- Where the fuck have you been?
- With the exception of the AOL offering, which is somehow even more mind-numbing than your average recipe blog, this is not necessarily a bad thing. Some excellent sites have been fulfilling this function (among others) for years.
- Someone has to tell us what to consume.
And it is now the season for people to tell us what books to buy. It is a sign of something, if only my tumescing irrelevance, that I do not seem to have read a single new book this year (last year, I did find two good ones). A few have potential (someone should send this to those "whole" food people), but, on the whole, meh.
So this is an excellent moment to introduce my new feature:
Old books made new
If Leite is correct that 456 fewer cooking and food books were published this year than last, you see the problem. In the entire history of the world, 456 food books worth reading have not yet been written. The laws of thermodynamics thus dictate the following axiom: the more recently a book has been published, the more likely it is to be a piece of shit.

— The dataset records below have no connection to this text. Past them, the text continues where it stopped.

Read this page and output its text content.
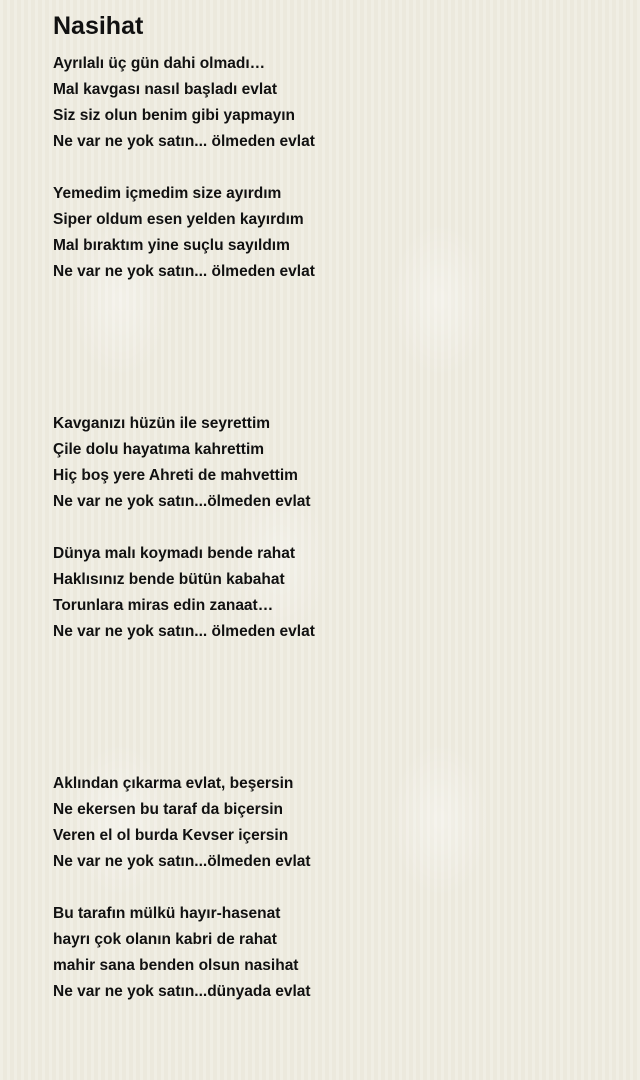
Nasihat
Ayrılalı üç gün dahi olmadı…
Mal kavgası nasıl başladı evlat
Siz siz olun benim gibi yapmayın
Ne var ne yok satın... ölmeden evlat
Yemedim içmedim size ayırdım
Siper oldum esen yelden kayırdım
Mal bıraktım yine suçlu sayıldım
Ne var ne yok satın... ölmeden evlat
Kavganızı hüzün ile seyrettim
Çile dolu hayatıma kahrettim
Hiç boş yere Ahreti de mahvettim
Ne var ne yok satın...ölmeden evlat
Dünya malı koymadı bende rahat
Haklısınız bende bütün kabahat
Torunlara miras edin zanaat…
Ne var ne yok satın... ölmeden evlat
Aklından çıkarma evlat, beşersin
Ne ekersen bu taraf da biçersin
Veren el ol burda Kevser içersin
Ne var ne yok satın...ölmeden evlat
Bu tarafın mülkü hayır-hasenat
hayrı çok olanın kabri de rahat
mahir sana benden olsun nasihat
Ne var ne yok satın...dünyada evlat
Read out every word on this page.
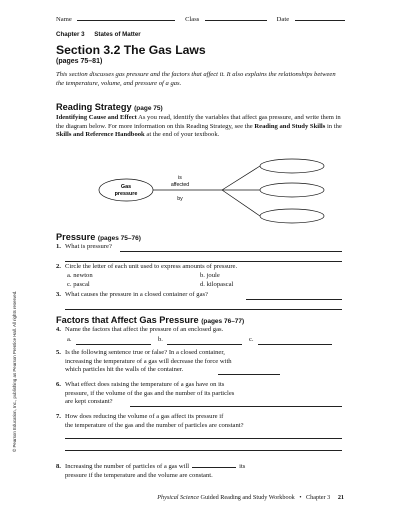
Name	Class	Date
Chapter 3 States of Matter
Section 3.2 The Gas Laws
(pages 75–81)
This section discusses gas pressure and the factors that affect it. It also explains the relationships between the temperature, volume, and pressure of a gas.
Reading Strategy (page 75)
Identifying Cause and Effect As you read, identify the variables that affect gas pressure, and write them in the diagram below. For more information on this Reading Strategy, see the Reading and Study Skills in the Skills and Reference Handbook at the end of your textbook.
Gas
pressure
is
affected
by
Pressure (pages 75–76)
1. What is pressure?
2. Circle the letter of each unit used to express amounts of pressure.
a. newton	b. joule
c. pascal	d. kilopascal
3. What causes the pressure in a closed container of gas?
Factors that Affect Gas Pressure (pages 76–77)
4. Name the factors that affect the pressure of an enclosed gas.
a.	b.	c.
5. Is the following sentence true or false? In a closed container,
increasing the temperature of a gas will decrease the force with
which particles hit the walls of the container.
6. What effect does raising the temperature of a gas have on its
pressure, if the volume of the gas and the number of its particles
are kept constant?
7. How does reducing the volume of a gas affect its pressure if
the temperature of the gas and the number of particles are constant?
8. Increasing the number of particles of a gas will	its
pressure if the temperature and the volume are constant.
© Pearson Education, Inc., publishing as Pearson Prentice Hall. All rights reserved.
Physical Science Guided Reading and Study Workbook • Chapter 3 21
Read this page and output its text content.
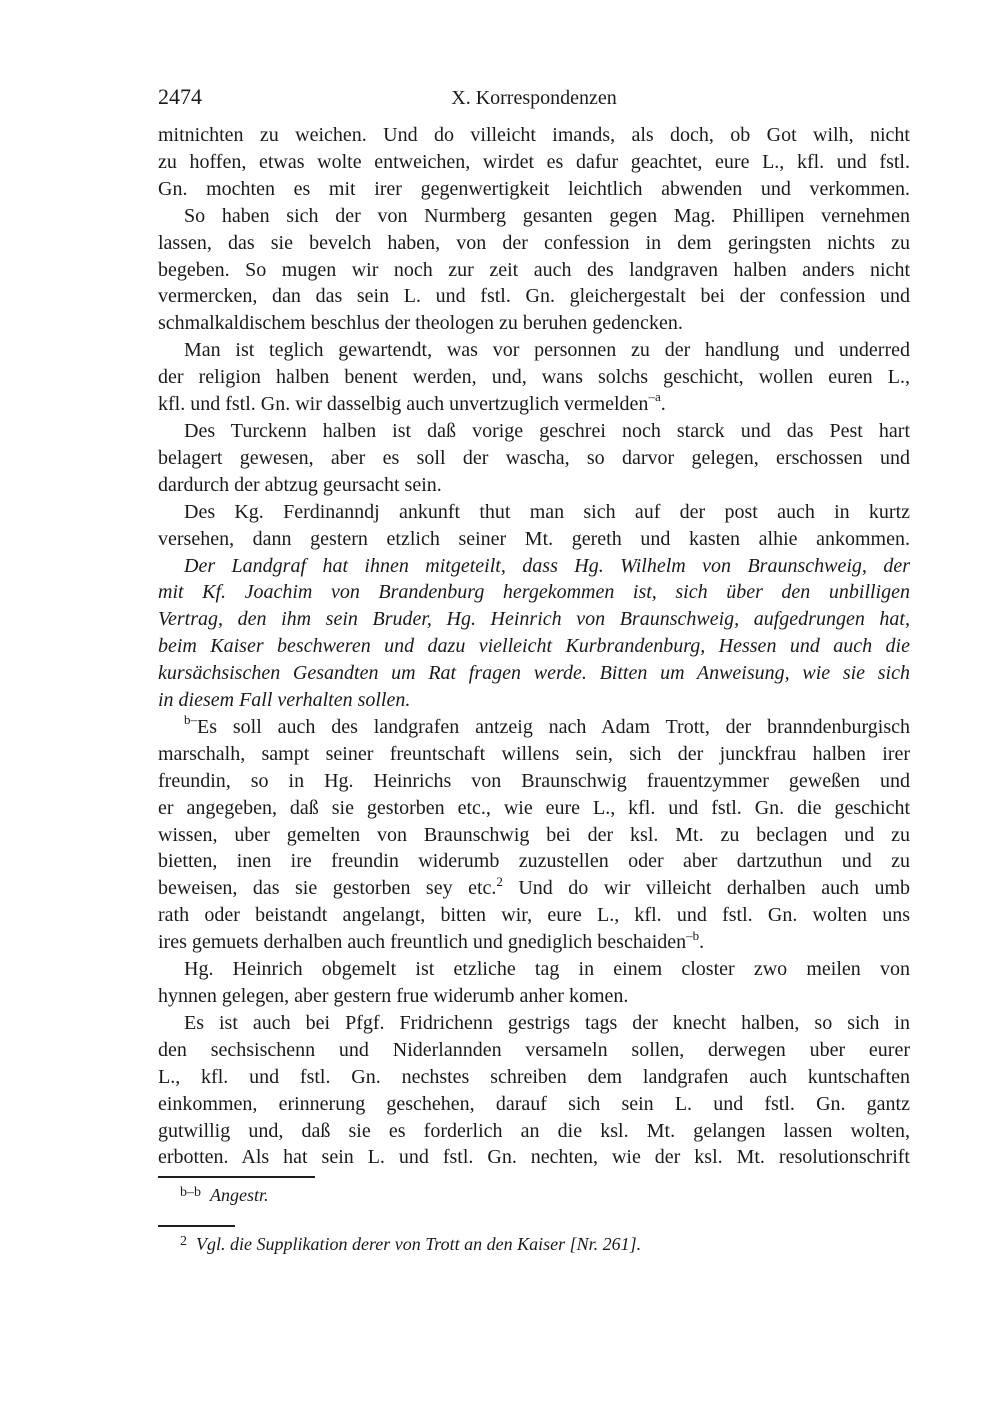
2474	X. Korrespondenzen
mitnichten zu weichen. Und do villeicht imands, als doch, ob Got wilh, nicht
zu hoffen, etwas wolte entweichen, wirdet es dafur geachtet, eure L., kfl. und fstl.
Gn. mochten es mit irer gegenwertigkeit leichtlich abwenden und verkommen.
So haben sich der von Nurmberg gesanten gegen Mag. Phillipen vernehmen
lassen, das sie bevelch haben, von der confession in dem geringsten nichts zu
begeben. So mugen wir noch zur zeit auch des landgraven halben anders nicht
vermercken, dan das sein L. und fstl. Gn. gleichergestalt bei der confession und
schmalkaldischem beschlus der theologen zu beruhen gedencken.
Man ist teglich gewartendt, was vor personnen zu der handlung und underred
der religion halben benent werden, und, wans solchs geschicht, wollen euren L.,
kfl. und fstl. Gn. wir dasselbig auch unvertzuglich vermelden$^{-a}$.
Des Turckenn halben ist daß vorige geschrei noch starck und das Pest hart
belagert gewesen, aber es soll der wascha, so darvor gelegen, erschossen und
dardurch der abtzug geursacht sein.
Des Kg. Ferdinanndj ankunft thut man sich auf der post auch in kurtz
versehen, dann gestern etzlich seiner Mt. gereth und kasten alhie ankommen.
Der Landgraf hat ihnen mitgeteilt, dass Hg. Wilhelm von Braunschweig, der
mit Kf. Joachim von Brandenburg hergekommen ist, sich über den unbilligen
Vertrag, den ihm sein Bruder, Hg. Heinrich von Braunschweig, aufgedrungen hat,
beim Kaiser beschweren und dazu vielleicht Kurbrandenburg, Hessen und auch die
kursächsischen Gesandten um Rat fragen werde. Bitten um Anweisung, wie sie sich
in diesem Fall verhalten sollen.
$^{b-}$Es soll auch des landgrafen antzeig nach Adam Trott, der branndenburgisch
marschalh, sampt seiner freuntschaft willens sein, sich der junckfrau halben irer
freundin, so in Hg. Heinrichs von Braunschwig frauentzymmer geweßen und
er angegeben, daß sie gestorben etc., wie eure L., kfl. und fstl. Gn. die geschicht
wissen, uber gemelten von Braunschwig bei der ksl. Mt. zu beclagen und zu
bietten, inen ire freundin widerumb zuzustellen oder aber dartzuthun und zu
beweisen, das sie gestorben sey etc.$^2$ Und do wir villeicht derhalben auch umb
rath oder beistandt angelangt, bitten wir, eure L., kfl. und fstl. Gn. wolten uns
ires gemuets derhalben auch freuntlich und gnediglich beschaiden$^{-b}$.
Hg. Heinrich obgemelt ist etzliche tag in einem closter zwo meilen von
hynnen gelegen, aber gestern frue widerumb anher komen.
Es ist auch bei Pfgf. Fridrichenn gestrigs tags der knecht halben, so sich in
den sechsischenn und Niderlannden versameln sollen, derwegen uber eurer
L., kfl. und fstl. Gn. nechstes schreiben dem landgrafen auch kuntschaften
einkommen, erinnerung geschehen, darauf sich sein L. und fstl. Gn. gantz
gutwillig und, daß sie es forderlich an die ksl. Mt. gelangen lassen wolten,
erbotten. Als hat sein L. und fstl. Gn. nechten, wie der ksl. Mt. resolutionschrift
$^{b-b}$ Angestr.
$^2$ Vgl. die Supplikation derer von Trott an den Kaiser [Nr. 261].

Of course, it is still technically possible to write a good book. Ruhlman, may, for example, have finally superseded Grigson. The point is that for most of the last 36 years, the book you should have been reading was out of print. The probability is that this is true of anything you want to read about. So: buy old books.
Animal to Edible (pb still in print) is an excellent example: undoubtedly the finest anthropology of the abattoir ever written. It is true that this is because it is the only such book ever written, but that is another reason you should read it. The approach is (appropriately) a fascinating relic of pre-poststructural theory -- you turn each page expecting Levi-Straussian diagrams of offal. But this fear is a necessary companion on your voyage: unravelling the manifold symbolic operations required to transform a living animal into the object of your digestion.
Animal to Edible's origins in a thèse are obvious from its occasional repetition and aimlessleness, but it is mostly short and clear. A more conclusive conclusion would have been nice. It's not going to show you the way out of the meatrix, but it will teach you how to think about leaving.